The Styrofoam costs him about $16 or $17 per case, compared to $60 to $70 per case for plastic, he said. It's a cost he's willing to eat and not pass onto the customer if a Styrofoam ban is implemented, though he could not estimate how much the cost containers contribute to the price of a takeout meal.
Margie Hawkins – owner of Margie's Soul Food, a takeout-only restaurant in the Broadway Market – serves practically all of her food in foam containers placed in paper bags.
Hawkins, who also signed one of the letters that Cassidy presented, opposes a ban on Styrofoam containers because they're cheaper and, like Hujdini, she says they're convenient for the types of food she sells.
"Paper, that's no good because ... I put greens or peach cobbler or something in there, the juice can come out. You can be walking with that bag, and the next thing you know your food is on the ground because it has gotten wet," she said.
Health hazard ... or not?
Reusable containers and packaging made from biodegradable and compostable materials are alternatives to the foam items, which pose health threats to humans, animals and fish, said John. S. Szalasny, an executive board member of the Sierra Club Niagara Group.
When broken down into smaller fragments, the Styrofoam resembles food to some wildlife that starve because their stomachs are full of the waste they eat, Szalasny told the committee.
As for the impact on humans, "chemicals in Styrofoam such as styrene and benzene are known carcinogens and leak into food and drink when they are heated. Styrofoam does not biodegrade but will leach over time into groundwater supplies," he said.
But Cassidy argued that the American Cancer Society says "that food service polystyrene is fine to you," and the fact that hospitals use Styrofoam is a strong indication that it's safe.

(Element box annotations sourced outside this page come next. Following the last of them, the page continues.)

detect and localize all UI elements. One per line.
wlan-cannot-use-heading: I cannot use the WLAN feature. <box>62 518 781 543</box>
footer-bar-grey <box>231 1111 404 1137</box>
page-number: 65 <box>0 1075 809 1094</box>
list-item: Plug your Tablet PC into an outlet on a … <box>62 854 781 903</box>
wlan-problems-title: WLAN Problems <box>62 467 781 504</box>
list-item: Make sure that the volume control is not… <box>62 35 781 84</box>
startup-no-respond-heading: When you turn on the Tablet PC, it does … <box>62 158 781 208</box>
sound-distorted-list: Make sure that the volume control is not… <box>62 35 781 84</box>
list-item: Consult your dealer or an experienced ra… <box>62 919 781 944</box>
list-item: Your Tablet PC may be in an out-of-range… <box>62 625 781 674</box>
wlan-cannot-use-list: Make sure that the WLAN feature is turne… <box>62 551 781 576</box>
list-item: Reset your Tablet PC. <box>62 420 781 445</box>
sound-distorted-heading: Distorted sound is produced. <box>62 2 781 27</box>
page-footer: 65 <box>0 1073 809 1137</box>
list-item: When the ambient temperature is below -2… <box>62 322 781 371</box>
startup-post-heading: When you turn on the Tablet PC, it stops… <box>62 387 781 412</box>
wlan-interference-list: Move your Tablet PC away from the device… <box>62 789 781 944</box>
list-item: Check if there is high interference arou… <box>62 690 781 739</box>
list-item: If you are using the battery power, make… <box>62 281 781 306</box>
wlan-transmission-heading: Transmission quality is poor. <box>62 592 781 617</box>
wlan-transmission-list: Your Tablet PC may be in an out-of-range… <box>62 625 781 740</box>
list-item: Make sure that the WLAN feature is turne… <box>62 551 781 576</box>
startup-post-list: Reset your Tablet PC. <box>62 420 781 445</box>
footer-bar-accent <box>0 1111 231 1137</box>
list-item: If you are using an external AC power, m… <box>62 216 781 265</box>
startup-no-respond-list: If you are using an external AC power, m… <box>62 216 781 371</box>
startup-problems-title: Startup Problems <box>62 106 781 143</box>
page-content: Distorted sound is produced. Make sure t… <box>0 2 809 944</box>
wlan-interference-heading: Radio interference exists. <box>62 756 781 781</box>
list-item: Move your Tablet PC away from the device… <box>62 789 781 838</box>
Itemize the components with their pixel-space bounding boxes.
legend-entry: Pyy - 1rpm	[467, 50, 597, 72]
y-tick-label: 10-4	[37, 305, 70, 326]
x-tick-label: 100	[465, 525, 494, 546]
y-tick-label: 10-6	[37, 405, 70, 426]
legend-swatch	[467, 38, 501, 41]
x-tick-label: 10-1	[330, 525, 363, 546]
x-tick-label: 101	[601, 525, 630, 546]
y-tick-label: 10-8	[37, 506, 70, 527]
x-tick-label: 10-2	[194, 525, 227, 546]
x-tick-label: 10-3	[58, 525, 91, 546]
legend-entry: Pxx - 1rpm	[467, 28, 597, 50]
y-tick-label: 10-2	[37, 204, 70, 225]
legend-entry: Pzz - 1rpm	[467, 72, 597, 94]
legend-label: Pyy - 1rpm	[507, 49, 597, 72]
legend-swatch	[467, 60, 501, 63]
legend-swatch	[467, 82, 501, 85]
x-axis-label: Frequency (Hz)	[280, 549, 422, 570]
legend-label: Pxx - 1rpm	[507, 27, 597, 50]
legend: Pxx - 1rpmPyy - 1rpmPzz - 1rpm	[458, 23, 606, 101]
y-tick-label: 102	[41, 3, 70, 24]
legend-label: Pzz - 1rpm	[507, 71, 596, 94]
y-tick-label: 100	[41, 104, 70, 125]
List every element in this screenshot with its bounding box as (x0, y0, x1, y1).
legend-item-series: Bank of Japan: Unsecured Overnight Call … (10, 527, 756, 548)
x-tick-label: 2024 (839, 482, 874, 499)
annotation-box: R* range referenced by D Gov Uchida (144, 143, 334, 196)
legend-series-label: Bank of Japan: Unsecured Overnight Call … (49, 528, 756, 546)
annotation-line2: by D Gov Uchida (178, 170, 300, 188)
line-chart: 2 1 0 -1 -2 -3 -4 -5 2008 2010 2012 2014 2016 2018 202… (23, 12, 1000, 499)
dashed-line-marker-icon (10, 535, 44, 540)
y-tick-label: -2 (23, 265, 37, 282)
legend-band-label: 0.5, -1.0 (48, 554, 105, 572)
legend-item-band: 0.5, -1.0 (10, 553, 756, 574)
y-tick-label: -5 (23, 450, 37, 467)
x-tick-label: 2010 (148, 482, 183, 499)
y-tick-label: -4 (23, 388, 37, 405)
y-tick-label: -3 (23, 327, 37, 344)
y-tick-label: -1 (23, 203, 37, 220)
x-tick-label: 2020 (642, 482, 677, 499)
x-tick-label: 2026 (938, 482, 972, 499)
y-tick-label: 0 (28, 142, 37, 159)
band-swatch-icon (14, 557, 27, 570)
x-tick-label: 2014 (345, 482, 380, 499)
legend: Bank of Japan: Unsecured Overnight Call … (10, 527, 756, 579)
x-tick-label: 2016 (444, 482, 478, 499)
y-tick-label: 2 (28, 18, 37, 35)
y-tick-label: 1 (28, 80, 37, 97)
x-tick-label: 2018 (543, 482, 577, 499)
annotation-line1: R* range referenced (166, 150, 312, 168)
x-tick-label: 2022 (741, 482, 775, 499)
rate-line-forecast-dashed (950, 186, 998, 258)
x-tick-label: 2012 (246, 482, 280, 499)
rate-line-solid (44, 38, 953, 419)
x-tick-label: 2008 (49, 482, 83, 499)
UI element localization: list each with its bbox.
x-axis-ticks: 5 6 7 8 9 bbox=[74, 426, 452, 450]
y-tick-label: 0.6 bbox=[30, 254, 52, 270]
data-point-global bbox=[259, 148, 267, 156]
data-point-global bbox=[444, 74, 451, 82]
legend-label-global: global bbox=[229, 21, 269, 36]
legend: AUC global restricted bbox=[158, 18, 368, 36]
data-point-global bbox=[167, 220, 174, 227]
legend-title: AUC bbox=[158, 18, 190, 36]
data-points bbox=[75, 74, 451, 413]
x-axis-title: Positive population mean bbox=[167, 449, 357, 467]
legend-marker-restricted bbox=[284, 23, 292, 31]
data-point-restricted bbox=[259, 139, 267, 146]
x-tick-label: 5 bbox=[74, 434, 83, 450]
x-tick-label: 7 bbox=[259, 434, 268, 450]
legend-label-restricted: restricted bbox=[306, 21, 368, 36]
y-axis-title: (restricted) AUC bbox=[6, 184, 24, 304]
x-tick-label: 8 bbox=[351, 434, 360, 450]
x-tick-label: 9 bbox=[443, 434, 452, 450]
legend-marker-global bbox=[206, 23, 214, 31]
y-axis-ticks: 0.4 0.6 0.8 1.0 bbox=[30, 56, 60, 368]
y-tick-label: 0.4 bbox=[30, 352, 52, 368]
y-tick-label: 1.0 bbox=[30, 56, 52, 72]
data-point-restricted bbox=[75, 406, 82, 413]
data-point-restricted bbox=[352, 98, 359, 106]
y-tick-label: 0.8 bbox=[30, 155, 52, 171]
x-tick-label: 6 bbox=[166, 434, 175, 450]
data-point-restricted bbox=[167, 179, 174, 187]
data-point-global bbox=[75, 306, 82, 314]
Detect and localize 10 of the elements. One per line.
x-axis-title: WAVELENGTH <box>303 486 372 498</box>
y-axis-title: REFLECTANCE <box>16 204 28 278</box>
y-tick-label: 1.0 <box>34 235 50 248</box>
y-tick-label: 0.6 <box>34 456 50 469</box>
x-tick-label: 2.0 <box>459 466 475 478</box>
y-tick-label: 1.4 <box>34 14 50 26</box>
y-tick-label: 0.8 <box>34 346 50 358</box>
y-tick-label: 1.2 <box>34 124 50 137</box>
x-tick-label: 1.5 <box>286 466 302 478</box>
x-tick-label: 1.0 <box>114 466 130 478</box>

"When you look at some of these bans, the first person that is exempt are hospitals. That's where you go to get well and hospitals use foam, and if there really was a carcinogen that would cause health issues, hospitals would be the first ones to get on the ban list to get rid of it," she said.
Neither the American Cancer Society nor its sister organization, the Cancer Action Network, has a position on Styrofoam, Kim McMahon, communications director for American Cancer Society Northeast Region, said by email.
But McMahon pointed to the organization's website, which lists known and probable human carcinogens. Styrene – a component of EPS or Styrofoam – is among them. The lists were developed by the International Agency for Research on Cancer and the National Toxicology Program, which described styrene and other products on the list as "reasonably anticipated to be human carcinogens."
Once EPS foam has been "contaminated with food residues, oils, alcohols, there's not a market for them," said Szalasny. And he said it comprises about 30 percent by volume of the waste that ends up in a landfill.
"That is completely incorrect," Cassidy countered, referring to a 2017 waste categorization study conducted by New York City's Sanitation Department. The report was conducted before the ban on foam was proposed.
"New York City ... did the study and foam is .7 percent of their waste. That's food service foam. That's less than 1 percent in New York City ... I doubt Buffalo has 29 percent more than New York City," she said.
There are several companies that will recycle contaminated foam, Cassidy said, including Plastics Recycling Inc. in Indiana that will take the foam municipalities collect curbside and "wash it, dry it and then recycle it."
But Buffalo and the rest of Erie County do not provide curbside recycling collection of Styrofoam containers or packaging.
As for markets for used Styrofoam, there are "plenty of buyers throughout the United States that are buying this material, including picture frame companies, crown molding, office products," she said.